The second is, my brain doesn't shut off. So I need to figure out something that will satisfy that. I do that by getting my hands dirty and trying to figure stuff out mechanically. So I build cars and planes. I am into old VW Buses and Ghias. The piston airplanes I build are just VWs with wings. 

I also fly planes. When I was in my 30s, I hated flying, hated it with a passion. And my wife said, “it's because you don't understand the mechanics”. And that's probably true. My wife gave me a gift certificate for an introductory flight. I started to work on understanding the mechanics and ended up going all in and buying a plane. That was the most expensive birthday gift she has given me.

9. Has anything scary happened to you when flying?

So it happened two months ago. I was flying at night. Taking off, I lost my engine at 450 feet. And the survivability of that scenario is the worst case scenario for any pilot. It’s pretty low. I survived it, but it shook me up pretty good. 

When I lost my engine, the only thing that I saw in front of me were massive trees and buildings. So I kept having to turn back. But because I'm a geek, I've studied and I've practiced. I pushed forward, and I kept my airspeed up. I had an instructor with me. And we landed the plane on the runway, and did what's called the impossible turn. 

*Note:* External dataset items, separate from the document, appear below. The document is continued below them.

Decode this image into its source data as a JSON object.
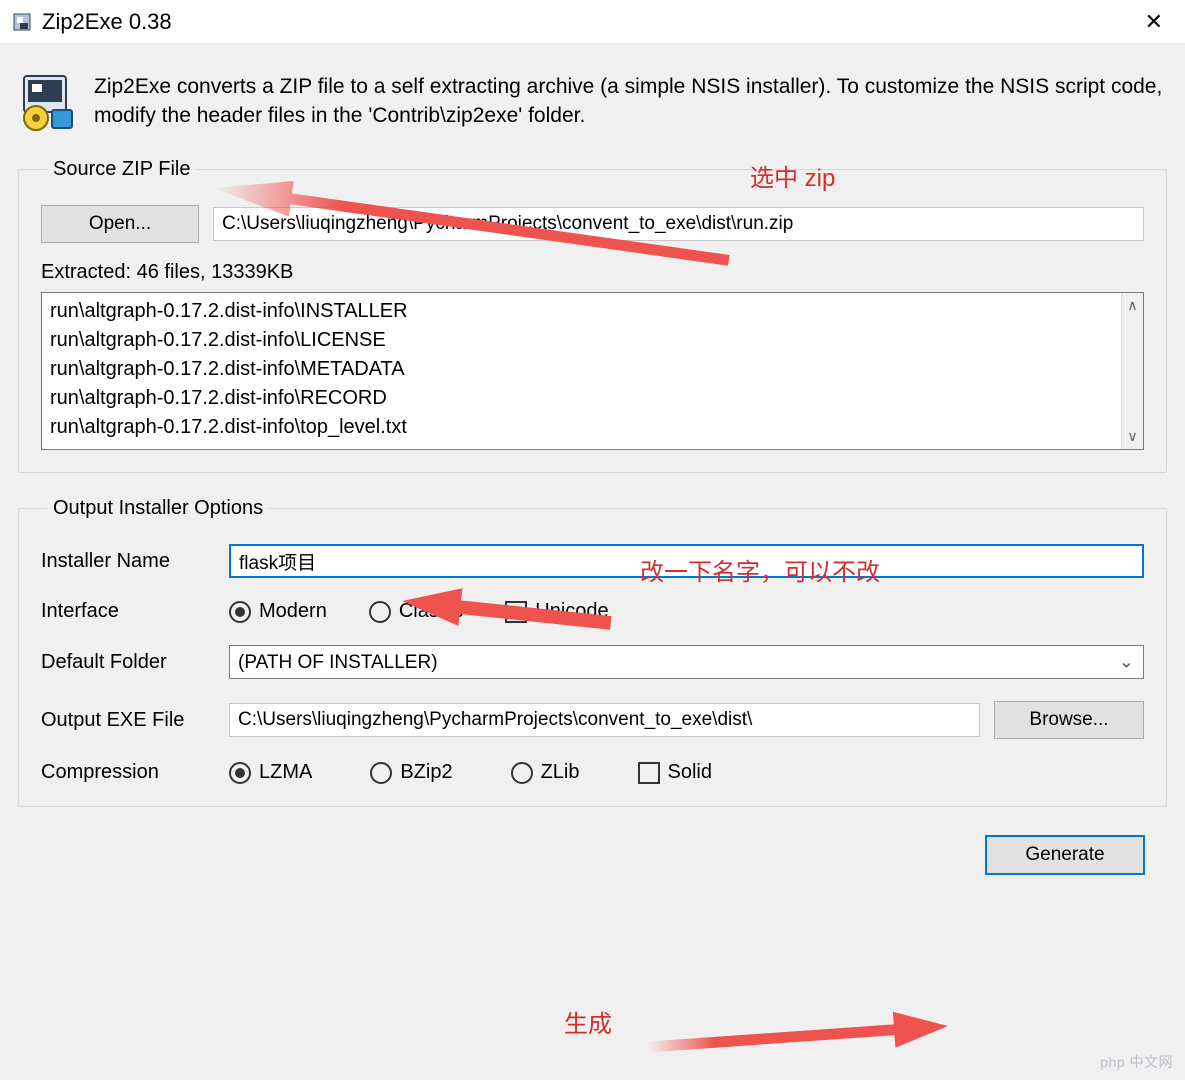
{
  "window": {
    "title": "Zip2Exe 0.38",
    "close_glyph": "✕"
  },
  "intro": {
    "text": "Zip2Exe converts a ZIP file to a self extracting archive (a simple NSIS installer). To customize the NSIS script code, modify the header files in the 'Contrib\\zip2exe' folder."
  },
  "source": {
    "legend": "Source ZIP File",
    "open_label": "Open...",
    "zip_path": "C:\\Users\\liuqingzheng\\PycharmProjects\\convent_to_exe\\dist\\run.zip",
    "extracted_label": "Extracted: 46 files, 13339KB",
    "files": [
      "run\\altgraph-0.17.2.dist-info\\INSTALLER",
      "run\\altgraph-0.17.2.dist-info\\LICENSE",
      "run\\altgraph-0.17.2.dist-info\\METADATA",
      "run\\altgraph-0.17.2.dist-info\\RECORD",
      "run\\altgraph-0.17.2.dist-info\\top_level.txt"
    ]
  },
  "output": {
    "legend": "Output Installer Options",
    "installer_name_label": "Installer Name",
    "installer_name_value": "flask项目",
    "interface_label": "Interface",
    "interface_options": {
      "modern": "Modern",
      "classic": "Classic",
      "unicode": "Unicode"
    },
    "interface_selected": "modern",
    "unicode_checked": true,
    "default_folder_label": "Default Folder",
    "default_folder_value": "(PATH OF INSTALLER)",
    "output_exe_label": "Output EXE File",
    "output_exe_value": "C:\\Users\\liuqingzheng\\PycharmProjects\\convent_to_exe\\dist\\",
    "browse_label": "Browse...",
    "compression_label": "Compression",
    "compression_options": {
      "lzma": "LZMA",
      "bzip2": "BZip2",
      "zlib": "ZLib",
      "solid": "Solid"
    },
    "compression_selected": "lzma",
    "solid_checked": false
  },
  "footer": {
    "generate_label": "Generate"
  },
  "annotations": {
    "select_zip": "选中 zip",
    "rename": "改一下名字，可以不改",
    "generate": "生成"
  },
  "watermark": "php 中文网"
}
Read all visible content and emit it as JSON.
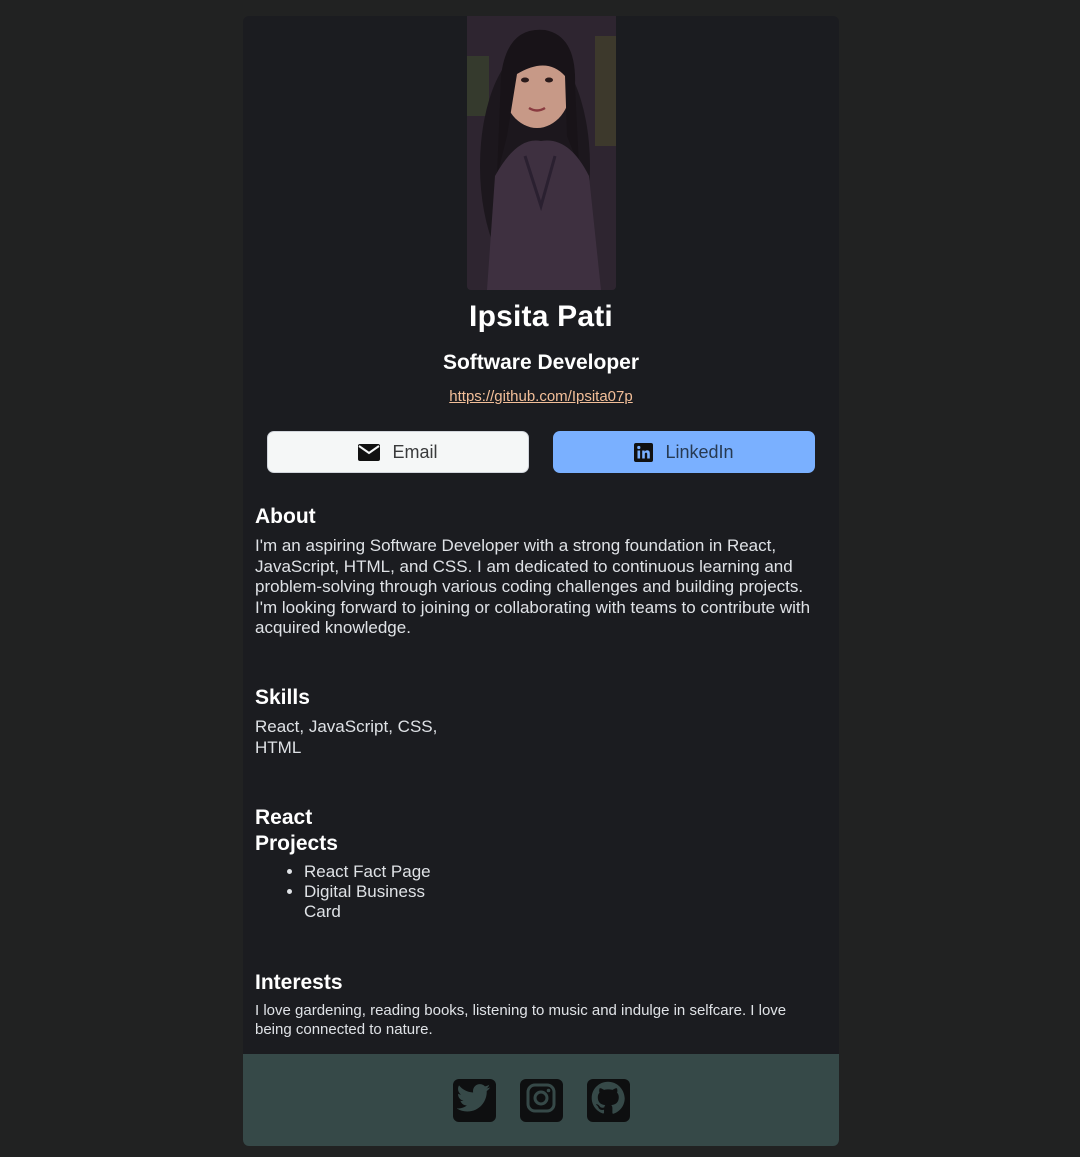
{
  "profile": {
    "name": "Ipsita Pati",
    "role": "Software Developer",
    "github_url": "https://github.com/Ipsita07p"
  },
  "buttons": {
    "email_label": "Email",
    "linkedin_label": "LinkedIn"
  },
  "about": {
    "title": "About",
    "text": "I'm an aspiring Software Developer with a strong foundation in React, JavaScript, HTML, and CSS. I am dedicated to continuous learning and problem-solving through various coding challenges and building projects. I'm looking forward to joining or collaborating with teams to contribute with acquired knowledge."
  },
  "skills": {
    "title": "Skills",
    "text": "React, JavaScript, CSS, HTML"
  },
  "projects": {
    "title": "React Projects",
    "items": [
      "React Fact Page",
      "Digital Business Card"
    ]
  },
  "interests": {
    "title": "Interests",
    "text": "I love gardening, reading books, listening to music and indulge in selfcare. I love being connected to nature."
  },
  "footer": {
    "icons": [
      "twitter-icon",
      "instagram-icon",
      "github-icon"
    ]
  },
  "colors": {
    "page_bg": "#212222",
    "card_bg": "#1b1c20",
    "footer_bg": "#364948",
    "link": "#f3bf99",
    "linkedin_button": "#7ab0ff",
    "email_button": "#f5f7f7"
  }
}
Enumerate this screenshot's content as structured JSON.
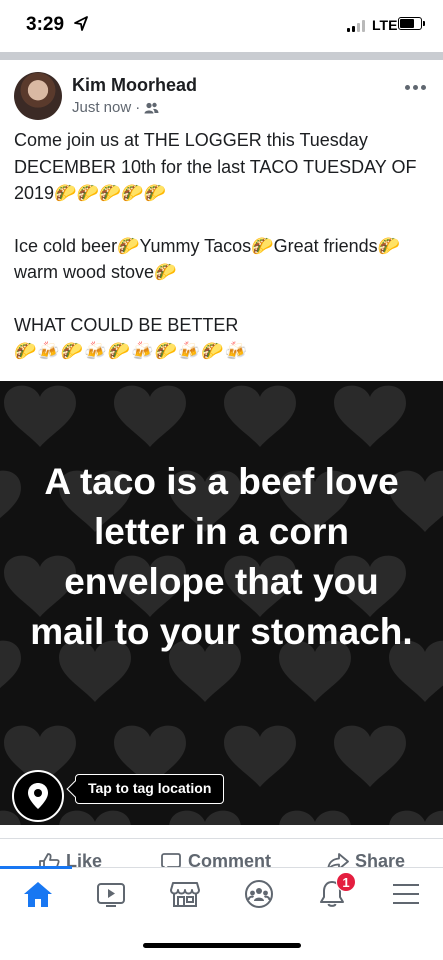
{
  "status_bar": {
    "time": "3:29",
    "network": "LTE",
    "signal_bars": 4,
    "signal_bars_filled": 2,
    "battery_level": 0.75
  },
  "post": {
    "author": "Kim Moorhead",
    "timestamp": "Just now",
    "separator": "·",
    "audience_icon": "friends-icon",
    "paragraphs": [
      "Come join us at THE LOGGER this Tuesday DECEMBER 10th for the last TACO TUESDAY OF 2019🌮🌮🌮🌮🌮",
      "Ice cold beer🌮Yummy Tacos🌮Great friends🌮warm wood stove🌮",
      "WHAT COULD BE BETTER"
    ],
    "emoji_line": "🌮🍻🌮🍻🌮🍻🌮🍻🌮🍻",
    "image": {
      "quote": "A taco is a beef love letter in a corn envelope that you mail to your stomach.",
      "tag_location_label": "Tap to tag location",
      "background": "#111111"
    }
  },
  "actions": {
    "like": "Like",
    "comment": "Comment",
    "share": "Share"
  },
  "tabbar": {
    "items": [
      "home-icon",
      "video-icon",
      "marketplace-icon",
      "groups-icon",
      "notifications-icon",
      "menu-icon"
    ],
    "notification_count": "1",
    "active_color": "#1877f2",
    "inactive_color": "#606770"
  }
}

The impossible turn is when you lose your engine on takeoff, and then you turn around and land back at the airport. And they say the fatality rate on that is pretty high because you normally stall and drive yourself straight into the ground, because you don't have enough airspeed to generate lift. We did the impossible turn, landed more than halfway down the runway, and then we almost ran off the runway. I told the controller, it's on record somewhere, that the only thing that was injured was my shorts.